47. Büyük Hac Sempozyumu: Hac’da Kolaylaştırma Fıkhı

Büyük Hac Sempozyumu, 47. oturumunun başlığını ‘Hacda Kolaylaştırma Fıkhı’ olarak belirledi

Hac ve Umre Bakanı Dr. Tevfik er-Rabia, 47. Büyük Hac Sempozyumu’nun açılış konuşmasını yapıyor
Hac ve Umre Bakanı Dr. Tevfik er-Rabia, 47. Büyük Hac Sempozyumu’nun açılış konuşmasını yapıyor
TT

47. Büyük Hac Sempozyumu: Hac’da Kolaylaştırma Fıkhı

Hac ve Umre Bakanı Dr. Tevfik er-Rabia, 47. Büyük Hac Sempozyumu’nun açılış konuşmasını yapıyor
Hac ve Umre Bakanı Dr. Tevfik er-Rabia, 47. Büyük Hac Sempozyumu’nun açılış konuşmasını yapıyor

Suudi Arabistan Hac ve Umre Bakanı Dr. Tevfik er-Rabia, 40 yılı aşkın süredir düzenlenen Büyük Hac Sempozyumu’nun, ‘hac yolculuğunun amaçlarına ulaşmak, ortak İslami eylemi tesis eden yenilikçi çözümler ve fikirler sunmak, İslam dünyası halkları için ortak toplu hareket kurallarını hatırlatmak ve haccın en önemli amaçlarının gerçekleştirilmesine katkıda bulunmak’ için Suudi Arabistan’ın Mekke ve Medine’ye ve İslam ümmetine hizmet etme konusundaki sorumluluk duygusundan doğduğunu açıkladı.

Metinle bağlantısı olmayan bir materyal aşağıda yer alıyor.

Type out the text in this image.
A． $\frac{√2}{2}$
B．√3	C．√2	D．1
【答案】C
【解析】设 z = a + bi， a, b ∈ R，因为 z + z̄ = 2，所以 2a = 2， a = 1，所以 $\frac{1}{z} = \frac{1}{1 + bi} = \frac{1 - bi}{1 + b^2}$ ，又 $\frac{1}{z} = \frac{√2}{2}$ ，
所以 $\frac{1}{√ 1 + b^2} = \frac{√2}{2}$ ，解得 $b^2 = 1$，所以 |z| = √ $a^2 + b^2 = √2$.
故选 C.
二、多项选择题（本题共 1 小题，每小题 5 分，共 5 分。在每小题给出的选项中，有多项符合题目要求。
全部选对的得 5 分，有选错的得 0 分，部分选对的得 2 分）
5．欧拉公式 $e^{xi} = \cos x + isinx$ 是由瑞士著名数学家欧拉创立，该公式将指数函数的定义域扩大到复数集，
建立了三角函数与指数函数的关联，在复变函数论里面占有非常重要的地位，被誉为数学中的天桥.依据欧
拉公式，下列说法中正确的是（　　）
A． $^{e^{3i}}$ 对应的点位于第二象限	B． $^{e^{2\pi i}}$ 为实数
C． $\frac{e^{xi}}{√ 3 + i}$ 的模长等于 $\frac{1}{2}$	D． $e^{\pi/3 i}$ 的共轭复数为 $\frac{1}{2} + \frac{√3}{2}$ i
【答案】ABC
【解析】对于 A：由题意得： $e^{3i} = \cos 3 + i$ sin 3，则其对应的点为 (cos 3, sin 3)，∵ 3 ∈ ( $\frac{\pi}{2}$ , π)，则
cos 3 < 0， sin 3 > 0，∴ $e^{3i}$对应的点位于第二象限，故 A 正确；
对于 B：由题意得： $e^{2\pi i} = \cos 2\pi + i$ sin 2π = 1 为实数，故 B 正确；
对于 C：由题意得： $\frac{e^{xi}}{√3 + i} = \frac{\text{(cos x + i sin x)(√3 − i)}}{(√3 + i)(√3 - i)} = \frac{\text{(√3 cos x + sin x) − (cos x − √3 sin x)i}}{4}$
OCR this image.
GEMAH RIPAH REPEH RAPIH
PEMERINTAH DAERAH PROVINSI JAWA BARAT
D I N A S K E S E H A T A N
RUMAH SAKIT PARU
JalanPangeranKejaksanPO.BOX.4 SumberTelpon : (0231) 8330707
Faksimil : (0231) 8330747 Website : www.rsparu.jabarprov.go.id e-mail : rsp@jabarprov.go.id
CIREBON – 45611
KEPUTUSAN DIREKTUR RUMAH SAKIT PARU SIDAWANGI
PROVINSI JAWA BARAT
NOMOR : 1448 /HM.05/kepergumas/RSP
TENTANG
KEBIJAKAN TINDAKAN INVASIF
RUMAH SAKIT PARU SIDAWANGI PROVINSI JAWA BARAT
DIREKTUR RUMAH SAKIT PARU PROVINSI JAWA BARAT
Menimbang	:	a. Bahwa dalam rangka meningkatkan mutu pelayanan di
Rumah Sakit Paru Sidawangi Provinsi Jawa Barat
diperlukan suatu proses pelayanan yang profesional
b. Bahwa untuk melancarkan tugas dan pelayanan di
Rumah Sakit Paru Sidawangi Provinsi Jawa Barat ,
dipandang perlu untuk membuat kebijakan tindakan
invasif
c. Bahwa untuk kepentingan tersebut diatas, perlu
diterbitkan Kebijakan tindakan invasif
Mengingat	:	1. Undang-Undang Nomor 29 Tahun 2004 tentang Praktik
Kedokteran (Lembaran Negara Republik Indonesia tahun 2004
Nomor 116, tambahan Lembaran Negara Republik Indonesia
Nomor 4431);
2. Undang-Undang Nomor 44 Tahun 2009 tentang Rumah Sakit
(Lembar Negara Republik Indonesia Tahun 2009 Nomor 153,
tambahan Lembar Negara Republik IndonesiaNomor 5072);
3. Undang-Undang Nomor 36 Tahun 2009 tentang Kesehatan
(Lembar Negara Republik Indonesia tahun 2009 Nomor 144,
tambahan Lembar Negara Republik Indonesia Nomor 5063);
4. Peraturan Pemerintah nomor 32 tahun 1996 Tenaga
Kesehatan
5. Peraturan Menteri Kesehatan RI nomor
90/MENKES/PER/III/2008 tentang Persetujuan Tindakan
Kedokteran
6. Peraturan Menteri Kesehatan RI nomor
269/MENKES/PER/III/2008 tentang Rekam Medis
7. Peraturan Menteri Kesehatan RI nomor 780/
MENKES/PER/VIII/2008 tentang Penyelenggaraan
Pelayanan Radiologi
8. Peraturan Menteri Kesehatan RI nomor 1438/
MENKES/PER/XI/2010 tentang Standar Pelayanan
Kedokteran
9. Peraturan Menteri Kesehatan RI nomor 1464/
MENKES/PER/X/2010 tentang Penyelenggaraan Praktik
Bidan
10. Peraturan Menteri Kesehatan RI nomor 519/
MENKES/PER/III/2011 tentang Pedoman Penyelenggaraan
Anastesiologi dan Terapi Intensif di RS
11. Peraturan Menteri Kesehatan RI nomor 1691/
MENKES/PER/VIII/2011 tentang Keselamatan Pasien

Rabia, bu yılki Büyük Hac Sempozyumu’nun 47. oturumunda, Hac’da kolaylaştırma fıkhını ana başlık olarak ele aldığını ve bunun, Hac ibadetini yerine getirmede İslam hukukunun amaçlarından gelen ve onun temel direklerinden biri olduğunu dile getirdi. Ayrıca kolaylaştırıcılığın, hayatın her alanında ve dini ve dünyevi bedellerinde gerçek İslam dinini karakterize eden büyük avantajlardan biri olduğunu vurguladı.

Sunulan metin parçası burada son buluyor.